Il “Gucci Hub” può essere considerato come un vero e proprio condensatore di funzioni: uffici, showroom, zone per allestimenti temporanei e ampia area destinata alle sfilate. Viene quindi a meno la dichiarazione formale delle funzioni contenute all’interno dei vari edificati. Tanto da esser completamente stravolto il layout distributivo interno degli edifici preesistenti con coperture a shed, all’interno dei quali si giunge a creare perfino un unico open space, ribaltando invece la netta distinzione in fabbricati distinti ma accostati, esplicita all’esterno. L’intervento complessivo si pone come un inserimento, a volte nascosto a volte dichiarato, all’interno di un guscio preesistente del quale però viene mantenuta la funzione solo esclusivamente di quinta “urbana”. Idealmente il dipendente che passeggia all’interno di questa “Gucci town” si trova in un ambiente che dichiara esteticamente il suo retroterra storico-culturale ma che non mostra, se non alzando lo sguardo verso la torre contemporanea, l’attuale funzione dell’edificio.

Gucci Hub. Piuarch 2016, Milano. Credit ©Piuarch

Questo tema diventa il marchio non solo del progetto, ma anche della nuova direzione presa dall’azienda Gucci, che vuole scardinare l’idea che moda sia estetica che si fonda su delle radici storico-culturali. Infatti, gli interni dell’intero Hub sono curati dal Direttore Creativo di Gucci Alessandro Michele, che pone all’interno dei veri e propri gioiellini di antiquariato da un lato e di design ultracontemporaneo dall’altro. Una sorta di San Vitale in chiave civile, che vede trasformare la bellezza e raffinatezza interna dei mosaici in un’accurata sistemazione di design d’interni e che mantiene all’esterno un aspetto sobrio e rassicurante. Solo entrandovi all’interno si può veramente capire a pieno l’espressione artistica del luogo.
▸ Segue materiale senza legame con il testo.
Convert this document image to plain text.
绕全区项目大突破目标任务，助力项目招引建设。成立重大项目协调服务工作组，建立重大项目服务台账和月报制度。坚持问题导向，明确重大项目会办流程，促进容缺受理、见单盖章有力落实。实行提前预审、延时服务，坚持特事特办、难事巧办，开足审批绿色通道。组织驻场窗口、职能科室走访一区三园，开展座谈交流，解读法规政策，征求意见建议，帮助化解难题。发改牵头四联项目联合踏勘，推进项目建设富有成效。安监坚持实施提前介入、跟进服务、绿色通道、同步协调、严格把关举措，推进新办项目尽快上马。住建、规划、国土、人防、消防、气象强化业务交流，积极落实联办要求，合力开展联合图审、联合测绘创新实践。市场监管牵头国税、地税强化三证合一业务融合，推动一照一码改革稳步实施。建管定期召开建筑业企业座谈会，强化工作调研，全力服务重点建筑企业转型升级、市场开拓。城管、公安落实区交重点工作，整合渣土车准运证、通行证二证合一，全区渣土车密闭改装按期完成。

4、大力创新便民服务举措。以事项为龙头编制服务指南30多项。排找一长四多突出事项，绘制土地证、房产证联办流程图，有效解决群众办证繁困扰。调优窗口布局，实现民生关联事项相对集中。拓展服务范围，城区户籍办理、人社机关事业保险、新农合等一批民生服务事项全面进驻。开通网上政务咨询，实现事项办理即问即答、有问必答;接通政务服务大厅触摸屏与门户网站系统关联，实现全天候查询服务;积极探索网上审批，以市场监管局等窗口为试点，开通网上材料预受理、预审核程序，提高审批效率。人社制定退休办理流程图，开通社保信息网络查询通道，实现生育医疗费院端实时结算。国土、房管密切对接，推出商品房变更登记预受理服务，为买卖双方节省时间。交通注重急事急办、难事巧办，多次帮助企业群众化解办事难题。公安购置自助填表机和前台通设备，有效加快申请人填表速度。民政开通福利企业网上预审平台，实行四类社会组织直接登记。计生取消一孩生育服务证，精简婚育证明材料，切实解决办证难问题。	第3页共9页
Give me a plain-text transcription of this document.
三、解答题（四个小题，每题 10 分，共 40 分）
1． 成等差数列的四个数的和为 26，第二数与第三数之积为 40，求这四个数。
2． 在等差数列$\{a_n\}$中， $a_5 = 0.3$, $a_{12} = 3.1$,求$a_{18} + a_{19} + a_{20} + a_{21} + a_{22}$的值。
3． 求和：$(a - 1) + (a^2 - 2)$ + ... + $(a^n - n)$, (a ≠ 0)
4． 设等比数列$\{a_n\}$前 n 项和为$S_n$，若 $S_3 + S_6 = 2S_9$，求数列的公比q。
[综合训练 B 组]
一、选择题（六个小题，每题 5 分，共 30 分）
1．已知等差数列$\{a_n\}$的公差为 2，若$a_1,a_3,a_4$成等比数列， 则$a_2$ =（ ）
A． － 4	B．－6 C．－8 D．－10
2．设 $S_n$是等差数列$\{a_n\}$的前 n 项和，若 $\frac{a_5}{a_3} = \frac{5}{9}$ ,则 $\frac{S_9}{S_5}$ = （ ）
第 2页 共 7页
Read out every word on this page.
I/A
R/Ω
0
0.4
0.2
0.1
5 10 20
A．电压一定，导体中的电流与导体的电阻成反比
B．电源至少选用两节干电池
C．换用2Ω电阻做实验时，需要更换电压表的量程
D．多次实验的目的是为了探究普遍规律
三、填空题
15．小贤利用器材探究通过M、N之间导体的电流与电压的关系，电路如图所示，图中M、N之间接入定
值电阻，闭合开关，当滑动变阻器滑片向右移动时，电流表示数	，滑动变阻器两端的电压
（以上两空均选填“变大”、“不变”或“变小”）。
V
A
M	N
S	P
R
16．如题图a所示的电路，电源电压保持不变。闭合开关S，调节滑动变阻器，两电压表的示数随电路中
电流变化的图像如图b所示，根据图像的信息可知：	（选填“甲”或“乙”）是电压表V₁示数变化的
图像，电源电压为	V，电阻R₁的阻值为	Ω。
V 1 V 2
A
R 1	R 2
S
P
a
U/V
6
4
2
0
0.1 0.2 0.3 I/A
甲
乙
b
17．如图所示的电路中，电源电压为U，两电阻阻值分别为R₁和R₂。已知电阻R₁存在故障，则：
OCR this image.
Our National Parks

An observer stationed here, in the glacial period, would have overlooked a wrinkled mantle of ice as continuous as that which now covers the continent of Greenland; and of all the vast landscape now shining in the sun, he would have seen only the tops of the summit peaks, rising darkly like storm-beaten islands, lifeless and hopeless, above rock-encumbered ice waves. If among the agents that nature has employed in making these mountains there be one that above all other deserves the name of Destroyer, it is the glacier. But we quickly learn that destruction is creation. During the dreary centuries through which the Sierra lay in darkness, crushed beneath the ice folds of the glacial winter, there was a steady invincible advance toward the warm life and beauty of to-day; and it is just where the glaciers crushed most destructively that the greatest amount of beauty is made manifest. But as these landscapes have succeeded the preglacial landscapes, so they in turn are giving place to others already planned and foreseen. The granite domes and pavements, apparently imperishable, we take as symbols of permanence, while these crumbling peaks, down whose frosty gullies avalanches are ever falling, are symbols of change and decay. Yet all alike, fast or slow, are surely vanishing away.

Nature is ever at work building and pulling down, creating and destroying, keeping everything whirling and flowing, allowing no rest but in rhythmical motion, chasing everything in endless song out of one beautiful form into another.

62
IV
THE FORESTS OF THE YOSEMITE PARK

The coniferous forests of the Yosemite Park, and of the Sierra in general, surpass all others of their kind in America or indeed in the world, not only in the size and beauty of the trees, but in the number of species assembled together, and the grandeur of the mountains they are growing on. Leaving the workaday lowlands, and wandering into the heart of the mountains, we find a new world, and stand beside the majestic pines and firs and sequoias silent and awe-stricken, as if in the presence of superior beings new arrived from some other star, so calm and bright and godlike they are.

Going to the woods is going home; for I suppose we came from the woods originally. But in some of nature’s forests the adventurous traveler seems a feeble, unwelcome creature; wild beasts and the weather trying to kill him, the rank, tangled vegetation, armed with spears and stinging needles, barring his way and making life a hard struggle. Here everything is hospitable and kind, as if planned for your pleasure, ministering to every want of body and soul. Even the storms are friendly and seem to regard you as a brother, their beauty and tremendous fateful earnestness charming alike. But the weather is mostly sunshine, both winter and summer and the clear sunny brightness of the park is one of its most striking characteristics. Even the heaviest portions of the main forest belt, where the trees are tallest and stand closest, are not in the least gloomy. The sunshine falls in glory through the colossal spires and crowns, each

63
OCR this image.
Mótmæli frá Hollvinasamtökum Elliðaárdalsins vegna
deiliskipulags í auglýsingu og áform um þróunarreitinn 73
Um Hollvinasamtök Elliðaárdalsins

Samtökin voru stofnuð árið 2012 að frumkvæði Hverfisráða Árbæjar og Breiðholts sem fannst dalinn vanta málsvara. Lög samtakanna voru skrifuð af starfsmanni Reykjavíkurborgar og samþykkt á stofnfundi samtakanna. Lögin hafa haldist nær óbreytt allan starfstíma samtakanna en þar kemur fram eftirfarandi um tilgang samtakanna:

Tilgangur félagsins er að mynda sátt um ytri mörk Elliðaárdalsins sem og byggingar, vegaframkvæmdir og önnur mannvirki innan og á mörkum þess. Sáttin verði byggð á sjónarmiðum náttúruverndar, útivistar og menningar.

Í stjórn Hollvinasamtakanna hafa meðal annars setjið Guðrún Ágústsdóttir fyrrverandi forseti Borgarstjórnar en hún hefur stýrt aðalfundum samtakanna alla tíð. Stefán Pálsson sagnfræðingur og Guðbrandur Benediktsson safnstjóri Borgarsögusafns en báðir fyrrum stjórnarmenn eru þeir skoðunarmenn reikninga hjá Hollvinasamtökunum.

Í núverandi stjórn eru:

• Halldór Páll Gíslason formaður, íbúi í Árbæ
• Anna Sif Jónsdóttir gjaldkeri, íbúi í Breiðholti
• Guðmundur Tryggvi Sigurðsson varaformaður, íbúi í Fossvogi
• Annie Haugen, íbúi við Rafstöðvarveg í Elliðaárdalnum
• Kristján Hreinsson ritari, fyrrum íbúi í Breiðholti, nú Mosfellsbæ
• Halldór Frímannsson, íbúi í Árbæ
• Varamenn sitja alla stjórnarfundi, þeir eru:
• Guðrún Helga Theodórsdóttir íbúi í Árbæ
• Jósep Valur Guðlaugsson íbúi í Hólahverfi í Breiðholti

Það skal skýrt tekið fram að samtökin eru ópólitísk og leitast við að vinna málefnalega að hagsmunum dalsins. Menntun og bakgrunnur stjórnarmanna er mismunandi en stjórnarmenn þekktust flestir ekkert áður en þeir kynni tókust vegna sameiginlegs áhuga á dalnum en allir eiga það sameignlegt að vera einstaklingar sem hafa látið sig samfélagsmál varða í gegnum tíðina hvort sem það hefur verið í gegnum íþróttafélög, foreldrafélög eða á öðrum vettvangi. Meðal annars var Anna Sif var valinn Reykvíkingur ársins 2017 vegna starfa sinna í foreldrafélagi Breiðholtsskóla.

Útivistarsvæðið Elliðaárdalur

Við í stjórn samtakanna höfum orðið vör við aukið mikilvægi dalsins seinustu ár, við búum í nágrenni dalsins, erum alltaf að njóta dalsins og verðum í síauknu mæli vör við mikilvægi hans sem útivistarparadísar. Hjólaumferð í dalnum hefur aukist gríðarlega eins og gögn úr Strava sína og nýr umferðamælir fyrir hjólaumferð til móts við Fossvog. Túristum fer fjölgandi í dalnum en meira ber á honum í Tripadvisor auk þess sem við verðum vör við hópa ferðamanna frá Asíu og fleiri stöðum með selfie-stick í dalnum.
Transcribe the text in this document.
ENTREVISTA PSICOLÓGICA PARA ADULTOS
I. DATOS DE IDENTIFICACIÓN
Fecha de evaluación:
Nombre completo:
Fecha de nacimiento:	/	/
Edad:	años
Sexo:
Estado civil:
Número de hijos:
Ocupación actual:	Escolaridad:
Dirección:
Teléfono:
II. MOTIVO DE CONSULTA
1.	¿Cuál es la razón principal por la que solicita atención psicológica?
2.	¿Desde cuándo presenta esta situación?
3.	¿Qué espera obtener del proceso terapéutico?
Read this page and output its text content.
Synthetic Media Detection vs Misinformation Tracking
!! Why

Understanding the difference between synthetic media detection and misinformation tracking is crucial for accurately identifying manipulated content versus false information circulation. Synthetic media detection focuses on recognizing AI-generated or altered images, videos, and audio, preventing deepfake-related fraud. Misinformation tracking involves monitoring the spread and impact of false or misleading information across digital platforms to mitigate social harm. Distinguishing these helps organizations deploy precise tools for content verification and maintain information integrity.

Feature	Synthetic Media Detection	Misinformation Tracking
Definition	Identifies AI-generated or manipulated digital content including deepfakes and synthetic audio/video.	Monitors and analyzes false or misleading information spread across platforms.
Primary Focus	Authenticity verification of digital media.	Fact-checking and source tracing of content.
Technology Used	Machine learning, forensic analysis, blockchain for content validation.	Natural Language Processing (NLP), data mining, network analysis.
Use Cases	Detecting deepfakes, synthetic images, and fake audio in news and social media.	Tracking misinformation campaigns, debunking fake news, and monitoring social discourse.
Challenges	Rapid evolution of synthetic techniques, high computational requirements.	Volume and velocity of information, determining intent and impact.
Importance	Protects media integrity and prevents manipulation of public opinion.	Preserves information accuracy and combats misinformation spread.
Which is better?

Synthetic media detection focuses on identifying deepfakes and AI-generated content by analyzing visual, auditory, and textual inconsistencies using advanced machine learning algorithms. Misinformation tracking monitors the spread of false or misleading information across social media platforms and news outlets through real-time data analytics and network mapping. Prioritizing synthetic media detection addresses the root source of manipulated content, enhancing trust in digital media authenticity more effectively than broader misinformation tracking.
Interni Gucci Hub. Alessandro Michele, 2016, Milano. Credits ©Elle

Viene quindi spontaneo chiedersi come mai all’interno di un elaborato processo di distinzione tra quinta urbana ed interni si sia deciso di creare una torre “alla contemporanea”? Certo si tratta di un forte landmark per il luogo, ma è davvero necessario? Non è forse una citazione fin troppo letterale del concetto alla base della Fondazione Prada, che ormai fa già da scuola per il restauro delle archeologie industriali?